Baking a cake but watching your fat intake? Substitute low-fat ingredients for the higher-fat ones in the recipe and your cake will be lower in fat and calories. Fat acts as a tenderizer in cakes, and completely replacing all of it with low-fat and fat-free ingredients will change the taste of the final product too much to be edible. Careful replacement of higher-fat ingredients will ensure that your next low-fat cake does not have a dry, crumbly texture and lack flavor as many reduced-fat products do.
Replace all of the white (all-purpose flour) with cake flour for a lighter textured cake.
Substitute an equal amount of fruit puree for the oil required in the recipe, and add 1 tbsp. oil. For instance, a recipe originally calling for 1 cup of oil would have 1 cup of applesauce and 1 tbsp. of oil as a substitute.
Increase the baking soda in the recipe by ¼ tsp. if using fruit purees to replace oil.
Reduce the amount of butter used by up to one-half to maintain texture, but you do not need an additional substitute.
Use two egg whites to replace every other whole egg. For instance, instead of three whole eggs, use two whole egg and two egg whites. Alternatively, replace each whole egg with ¼ c. egg substitute.

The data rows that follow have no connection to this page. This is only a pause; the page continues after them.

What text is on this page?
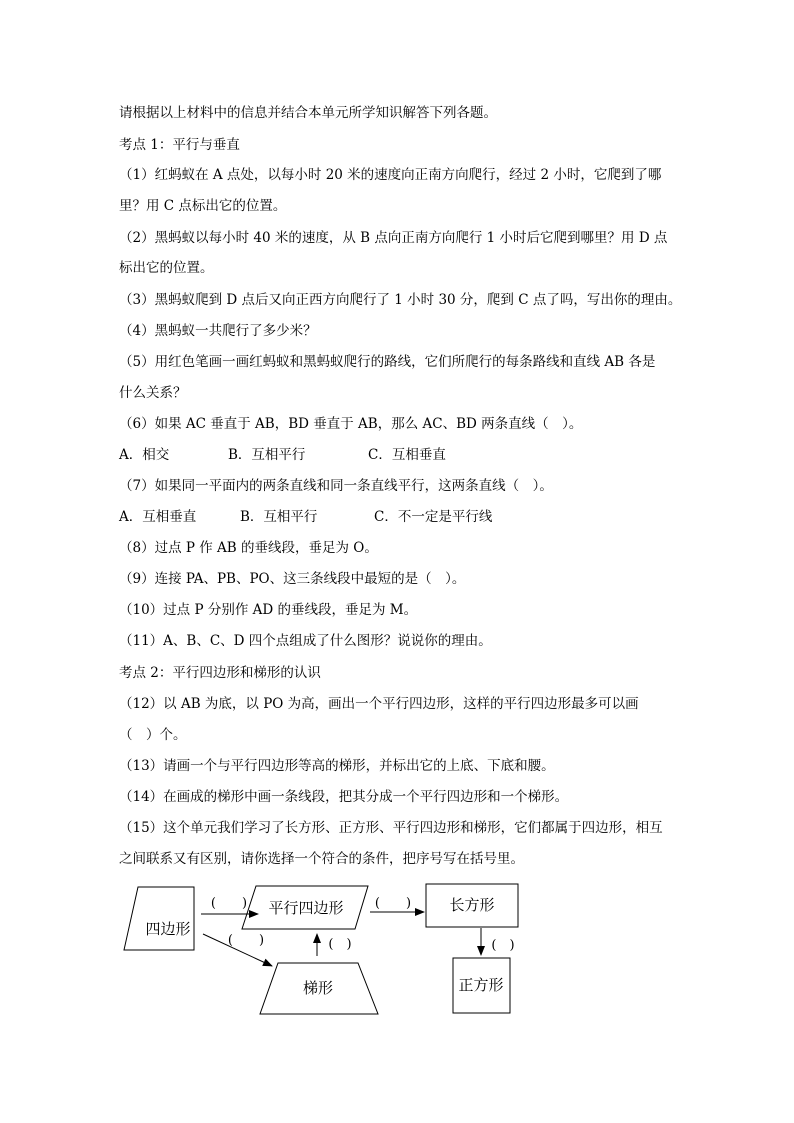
请根据以上材料中的信息并结合本单元所学知识解答下列各题。
考点 1：平行与垂直
（1）红蚂蚁在 A 点处，以每小时 20 米的速度向正南方向爬行，经过 2 小时，它爬到了哪
里？用 C 点标出它的位置。
（2）黑蚂蚁以每小时 40 米的速度，从 B 点向正南方向爬行 1 小时后它爬到哪里？用 D 点
标出它的位置。
（3）黑蚂蚁爬到 D 点后又向正西方向爬行了 1 小时 30 分，爬到 C 点了吗，写出你的理由。
（4）黑蚂蚁一共爬行了多少米？
（5）用红色笔画一画红蚂蚁和黑蚂蚁爬行的路线，它们所爬行的每条路线和直线 AB 各是
什么关系？
（6）如果 AC 垂直于 AB，BD 垂直于 AB，那么 AC、BD 两条直线（　）。
A．相交	B．互相平行	C．互相垂直
（7）如果同一平面内的两条直线和同一条直线平行，这两条直线（　）。
A．互相垂直	B．互相平行	C．不一定是平行线
（8）过点 P 作 AB 的垂线段，垂足为 O。
（9）连接 PA、PB、PO、这三条线段中最短的是（　）。
（10）过点 P 分别作 AD 的垂线段，垂足为 M。
（11）A、B、C、D 四个点组成了什么图形？说说你的理由。
考点 2：平行四边形和梯形的认识
（12）以 AB 为底，以 PO 为高，画出一个平行四边形，这样的平行四边形最多可以画
（　）个。
（13）请画一个与平行四边形等高的梯形，并标出它的上底、下底和腰。
（14）在画成的梯形中画一条线段，把其分成一个平行四边形和一个梯形。
（15）这个单元我们学习了长方形、正方形、平行四边形和梯形，它们都属于四边形，相互
之间联系又有区别，请你选择一个符合的条件，把序号写在括号里。
四边形
平行四边形	长方形
梯形	正方形
(　　)
(　　)	(　)
(　　)
(　)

Use brown sugar instead of an equal amount of white sugar for increased flavor and moistness in the finished cake.
Increase the amount of added flavorings and use the best possible products you can find. For instance, double the vanilla extract and use high quality gourmet cocoa powder for a chocolate cake instead of a bland store brand of cocoa.
Pour the cake batter into nonstick baking pans or use cooking spray liberally on the inside of the pans.
Decrease the oven temperature by 25 degrees Fahrenheit, and check the cake 5 minutes before the recipe dictates by pressing the center of the cake with your finger or inserting a toothpick. Do not over bake the cake and remove the pan to a cooling rack as soon as the center springs back or a toothpick comes out without crumbs.